На рассвете Эммануэльсон выглядел, как труп из легенды, у которого под землей ускоренными темпами отросла борода, однако он успешно поднялся из могилы и вел себя по дороге безупречно. После переезда через реку Мбагати я высадила его из машины. Утренний воздух был прозрачен, в небе не было ни облачка. Ему предстояло шагать в юго-западном направлении. С противоположной стороны только что появилось солнце, красное и заспанное, напомнившее мне почему-то желток сваренного вкрутую яйца. Пройдет три-четыре часа — и оно раскалится добела, и тогда путешественнику несдобровать…

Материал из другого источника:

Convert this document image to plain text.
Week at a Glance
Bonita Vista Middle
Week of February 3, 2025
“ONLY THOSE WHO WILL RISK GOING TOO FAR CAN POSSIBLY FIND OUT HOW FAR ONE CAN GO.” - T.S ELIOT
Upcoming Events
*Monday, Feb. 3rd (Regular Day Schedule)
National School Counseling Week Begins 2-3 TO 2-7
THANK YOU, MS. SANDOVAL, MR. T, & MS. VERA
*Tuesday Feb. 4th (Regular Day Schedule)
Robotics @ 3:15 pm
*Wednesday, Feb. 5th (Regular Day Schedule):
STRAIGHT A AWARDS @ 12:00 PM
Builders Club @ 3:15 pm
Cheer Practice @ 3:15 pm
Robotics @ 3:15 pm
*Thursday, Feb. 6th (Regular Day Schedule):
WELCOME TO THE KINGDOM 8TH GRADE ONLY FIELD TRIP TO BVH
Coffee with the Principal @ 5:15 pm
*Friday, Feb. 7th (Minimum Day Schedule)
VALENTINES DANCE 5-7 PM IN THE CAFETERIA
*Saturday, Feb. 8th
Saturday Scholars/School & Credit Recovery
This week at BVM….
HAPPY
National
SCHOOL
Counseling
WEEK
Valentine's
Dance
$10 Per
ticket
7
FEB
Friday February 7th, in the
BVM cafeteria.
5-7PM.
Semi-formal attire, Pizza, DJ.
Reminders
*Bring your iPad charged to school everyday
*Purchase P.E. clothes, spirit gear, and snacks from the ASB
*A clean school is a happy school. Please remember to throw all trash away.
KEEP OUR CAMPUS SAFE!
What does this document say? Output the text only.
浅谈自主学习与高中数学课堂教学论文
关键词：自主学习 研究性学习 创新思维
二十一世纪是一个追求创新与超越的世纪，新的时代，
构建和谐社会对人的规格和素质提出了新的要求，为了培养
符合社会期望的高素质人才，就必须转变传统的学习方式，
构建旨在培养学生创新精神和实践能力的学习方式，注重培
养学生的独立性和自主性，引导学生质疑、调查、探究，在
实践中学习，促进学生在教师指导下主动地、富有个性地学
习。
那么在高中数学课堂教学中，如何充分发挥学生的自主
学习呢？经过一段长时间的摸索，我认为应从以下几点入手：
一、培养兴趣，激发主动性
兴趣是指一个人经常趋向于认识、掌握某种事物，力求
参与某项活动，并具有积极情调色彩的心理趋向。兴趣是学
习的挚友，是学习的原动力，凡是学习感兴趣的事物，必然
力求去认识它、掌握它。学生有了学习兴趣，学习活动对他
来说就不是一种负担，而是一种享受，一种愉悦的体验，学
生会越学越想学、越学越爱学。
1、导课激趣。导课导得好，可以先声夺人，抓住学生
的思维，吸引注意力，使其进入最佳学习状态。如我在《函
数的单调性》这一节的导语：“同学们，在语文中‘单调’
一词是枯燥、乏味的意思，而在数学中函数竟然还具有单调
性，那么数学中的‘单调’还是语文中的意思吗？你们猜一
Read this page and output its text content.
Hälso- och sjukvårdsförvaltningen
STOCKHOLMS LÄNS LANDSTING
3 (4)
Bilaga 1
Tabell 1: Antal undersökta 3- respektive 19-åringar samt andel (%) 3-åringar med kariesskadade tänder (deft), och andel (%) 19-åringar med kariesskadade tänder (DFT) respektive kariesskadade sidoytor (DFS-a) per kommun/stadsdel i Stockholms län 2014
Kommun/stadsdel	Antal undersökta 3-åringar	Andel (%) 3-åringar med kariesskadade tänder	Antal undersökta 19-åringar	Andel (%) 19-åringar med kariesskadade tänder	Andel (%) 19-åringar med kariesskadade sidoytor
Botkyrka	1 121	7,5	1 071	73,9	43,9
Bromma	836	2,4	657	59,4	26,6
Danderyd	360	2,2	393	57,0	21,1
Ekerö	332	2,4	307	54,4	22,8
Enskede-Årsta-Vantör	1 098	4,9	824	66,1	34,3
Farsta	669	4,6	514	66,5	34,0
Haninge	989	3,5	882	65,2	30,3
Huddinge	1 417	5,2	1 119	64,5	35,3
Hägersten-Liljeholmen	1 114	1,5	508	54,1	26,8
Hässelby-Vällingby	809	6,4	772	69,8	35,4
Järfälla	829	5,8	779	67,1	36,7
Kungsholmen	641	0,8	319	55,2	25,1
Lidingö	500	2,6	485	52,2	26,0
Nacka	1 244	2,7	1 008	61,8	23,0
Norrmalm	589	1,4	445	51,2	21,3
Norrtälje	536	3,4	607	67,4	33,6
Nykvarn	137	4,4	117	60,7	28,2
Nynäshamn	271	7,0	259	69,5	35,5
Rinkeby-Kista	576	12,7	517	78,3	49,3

Эммануэльсон попрощался со мной и зашагал было прочь, но потом вернулся, чтобы проститься вторично. Наблюдая за ним из машины, я догадалась, что ему нравится, что у него есть зрительница. Сидевший в нем драматический инстинкт был так силен, что он наверняка пребывал в тот момент в святой уверенности, что покидает сцену, провожаемый взглядами публики. Уход Эммануэльсона! Дело было за малым: холмы, терновник и пыльная дорога должны были, сжалившись над ним, превратиться в безобидные картонные декорации.

Утренний ветерок развевал полы его длинного черного плаща, из кармана торчало горлышко бутылки. Мое сердце наполнилось любовью и признательностью, какие испытывают домоседы по отношению ко всем странникам на этом свете: морям первооткрывателям, бродягам. Взойдя на холм, он обернулся, снял шляпу и помахал мне; его длинные волосы развевались на ветру.